Scene: The Hipster Café of Unbearable Smugness
(A dimly lit café with exposed brick walls, recycled wood tables, and a chalkboard menu filled with unreadable cursive. A barista with a top knot and a monocle nods knowingly at customers while grinding coffee beans with a hand-cranked grinder the size of a small planet. The air is thick with the scent of overpriced espresso and misplaced self-importance.)
Donald the Orangutan (hunched at the counter, fur matted with existential regret, peering up at the menu)
"One… banana."
Barista (adjusting his ethically sourced linen apron, smirking)
"Oh, we don’t, like, do bananas. But we have a selection of plantain experiences."
Donald (staring)
"... A what?"
Barista (pointing at the chalkboard)
"You can choose from:
- Deconstructed Banana Essence on a Slate Tile (£9.50)
- Hand-Peeled, Spiritually Cleansed Plantain Medallions (£12.00)
- Cold-Pressed, Non-Binary Banana Reduction in a Rustic Jar (£18.99, includes free smugness)"

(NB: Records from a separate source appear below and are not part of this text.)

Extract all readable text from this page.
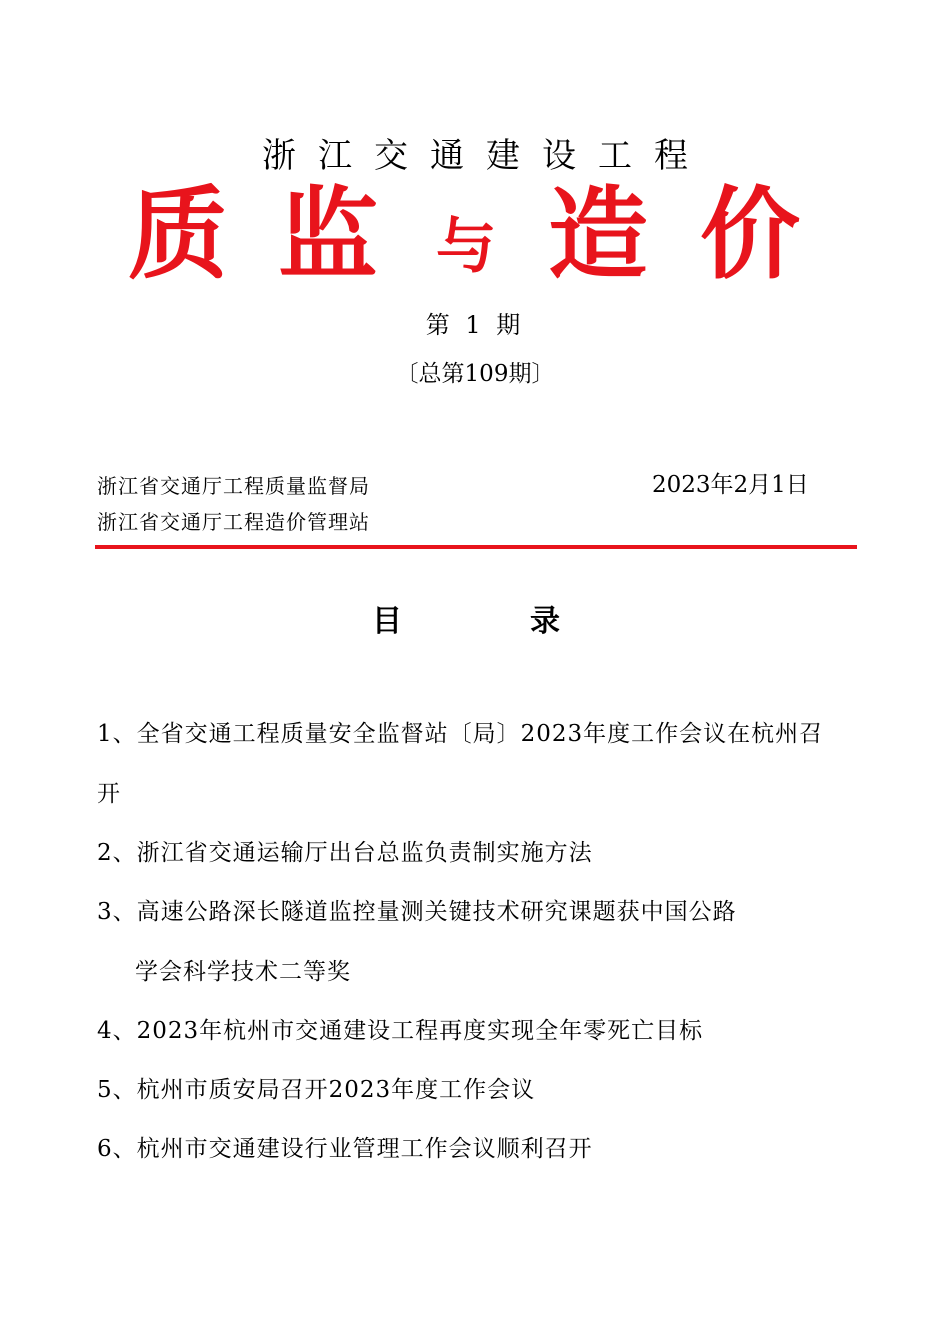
浙江交通建设工程
质 监 与 造 价
第 1 期
〔总第109期〕
浙江省交通厅工程质量监督局
浙江省交通厅工程造价管理站
2023年2月1日
目	录
1、全省交通工程质量安全监督站〔局〕2023年度工作会议在杭州召
开
2、浙江省交通运输厅出台总监负责制实施方法
3、高速公路深长隧道监控量测关键技术研究课题获中国公路
学会科学技术二等奖
4、2023年杭州市交通建设工程再度实现全年零死亡目标
5、杭州市质安局召开2023年度工作会议
6、杭州市交通建设行业管理工作会议顺利召开
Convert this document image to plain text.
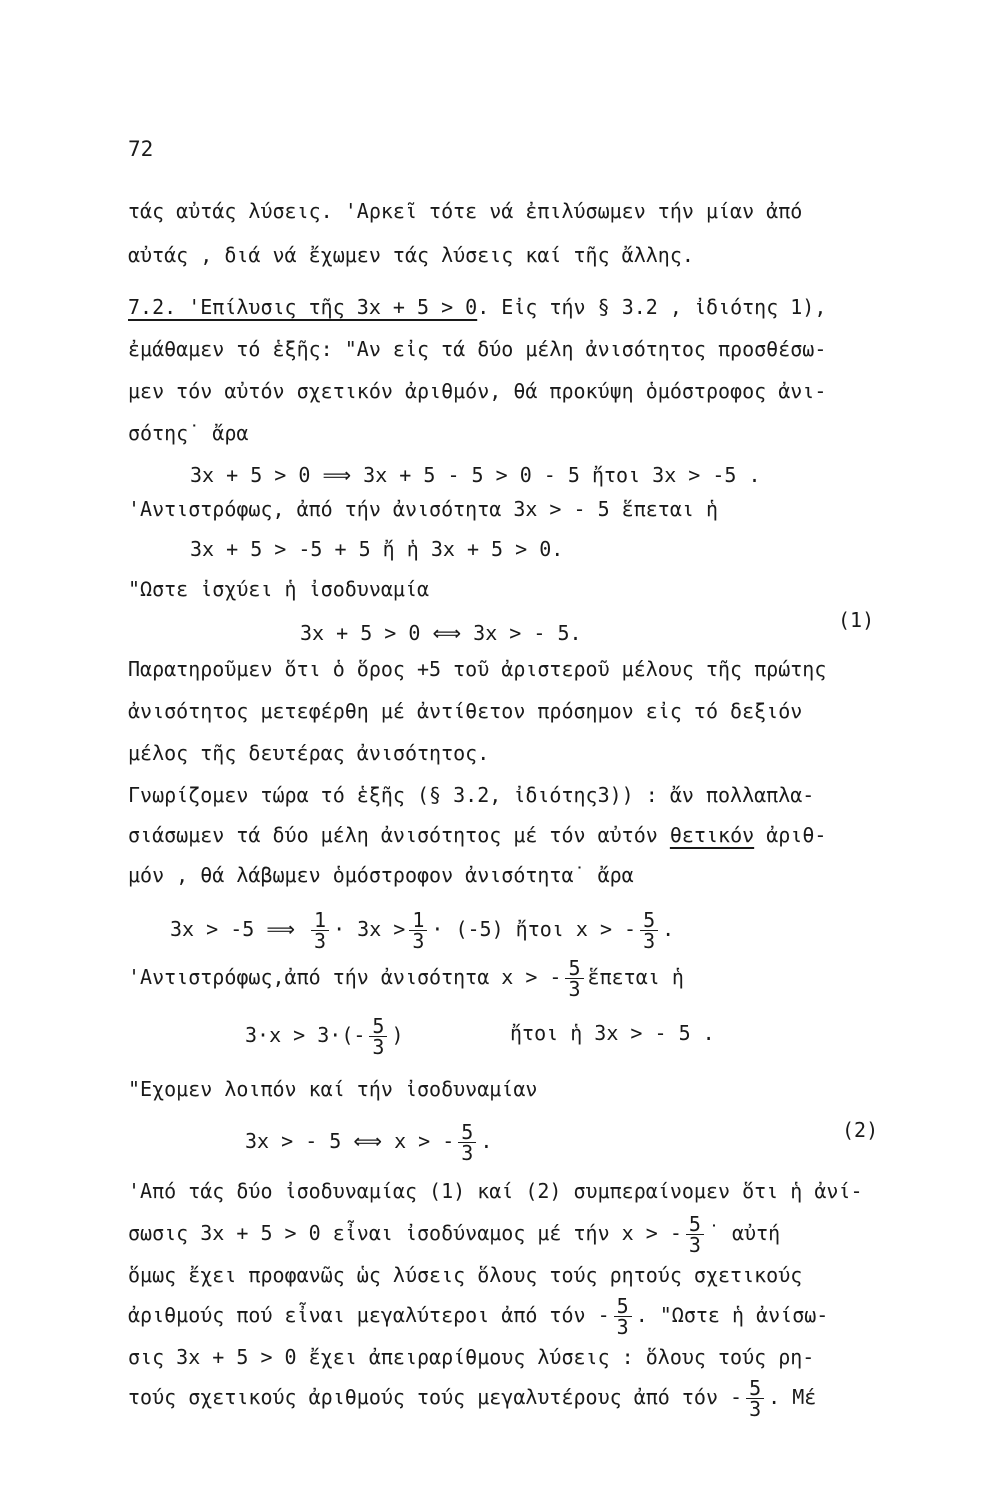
72
τάς αὐτάς λύσεις. 'Αρκεῖ τότε νά ἐπιλύσωμεν τήν μίαν ἀπό
αὐτάς , διά νά ἔχωμεν τάς λύσεις καί τῆς ἄλλης.
7.2. 'Επίλυσις τῆς 3x + 5 > 0. Εἰς τήν § 3.2 , ἰδιότης 1),
ἐμάθαμεν τό ἑξῆς: "Αν εἰς τά δύο μέλη ἀνισότητος προσθέσω-
μεν τόν αὐτόν σχετικόν ἀριθμόν, θά προκύψη ὁμόστροφος ἀνι-
σότης˙ ἄρα
3x + 5 > 0 ⟹ 3x + 5 - 5 > 0 - 5 ἤτοι 3x > -5 .
'Αντιστρόφως, ἀπό τήν ἀνισότητα 3x > - 5 ἕπεται ἡ
3x + 5 > -5 + 5 ἤ ἡ 3x + 5 > 0.
"Ωστε ἰσχύει ἡ ἰσοδυναμία
3x + 5 > 0 ⟺ 3x > - 5.
(1)
Παρατηροῦμεν ὅτι ὁ ὅρος +5 τοῦ ἀριστεροῦ μέλους τῆς πρώτης
ἀνισότητος μετεφέρθη μέ ἀντίθετον πρόσημον εἰς τό δεξιόν
μέλος τῆς δευτέρας ἀνισότητος.
Γνωρίζομεν τώρα τό ἑξῆς (§ 3.2, ἰδιότης3)) : ἄν πολλαπλα-
σιάσωμεν τά δύο μέλη ἀνισότητος μέ τόν αὐτόν θετικόν ἀριθ-
μόν , θά λάβωμεν ὁμόστροφον ἀνισότητα˙ ἄρα
3x > -5 ⟹ $\frac{1}{3} \cdot 3x > \frac{1}{3} \cdot (-5)$ ἤτοι x > - $\frac{5}{3}$ .
'Αντιστρόφως,ἀπό τήν ἀνισότητα x > - $\frac{5}{3}$ ἕπεται ἡ
$3\cdot x > 3\cdot(- \frac{5}{3}$ )	ἤτοι ἡ 3x > - 5 .
"Εχομεν λοιπόν καί τήν ἰσοδυναμίαν
3x > - 5 ⟺ x > - $\frac{5}{3}$ .	(2)
'Από τάς δύο ἰσοδυναμίας (1) καί (2) συμπεραίνομεν ὅτι ἡ ἀνί-
σωσις 3x + 5 > 0 εἶναι ἰσοδύναμος μέ τήν x > - $\frac{5}{3}$ ˙ αὐτή
ὅμως ἔχει προφανῶς ὡς λύσεις ὅλους τούς ρητούς σχετικούς
ἀριθμούς πού εἶναι μεγαλύτεροι ἀπό τόν - $\frac{5}{3}$ . "Ωστε ἡ ἀνίσω-
σις 3x + 5 > 0 ἔχει ἀπειραρίθμους λύσεις : ὅλους τούς ρη-
τούς σχετικούς ἀριθμούς τούς μεγαλυτέρους ἀπό τόν - $\frac{5}{3}$ . Μέ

Donald (scratching his head)
"… Just give me a banana."
Barista (laughing softly, shaking head)
"Oh no, we don’t stock actual bananas. Too mainstream. But I can offer you a banana-adjacent experience, if you’re open to it?"
Donald (teeth gritted)
"What does that mean?"
Barista (proudly)
"It’s a concept we developed through extensive fruit mindfulness. A single banana peel is placed on a reclaimed wood board, accompanied by a side of organic air and the idea of banana."
Donald (staring in mute horror)
"... And I can eat this?"
Barista (smiling dreamily)
"Oh no, no. It’s an experience, my dude. You just kind of absorb the banana through your energy field. Really helps you reconnect with your inner primate."
Donald (shoving his head into his massive hands, groaning)
"I’m going to die here, aren’t I?"
Barista (placing a tiny, unnecessary flower in a tiny, unnecessary vase)
"Would you like oat milk in your despair?"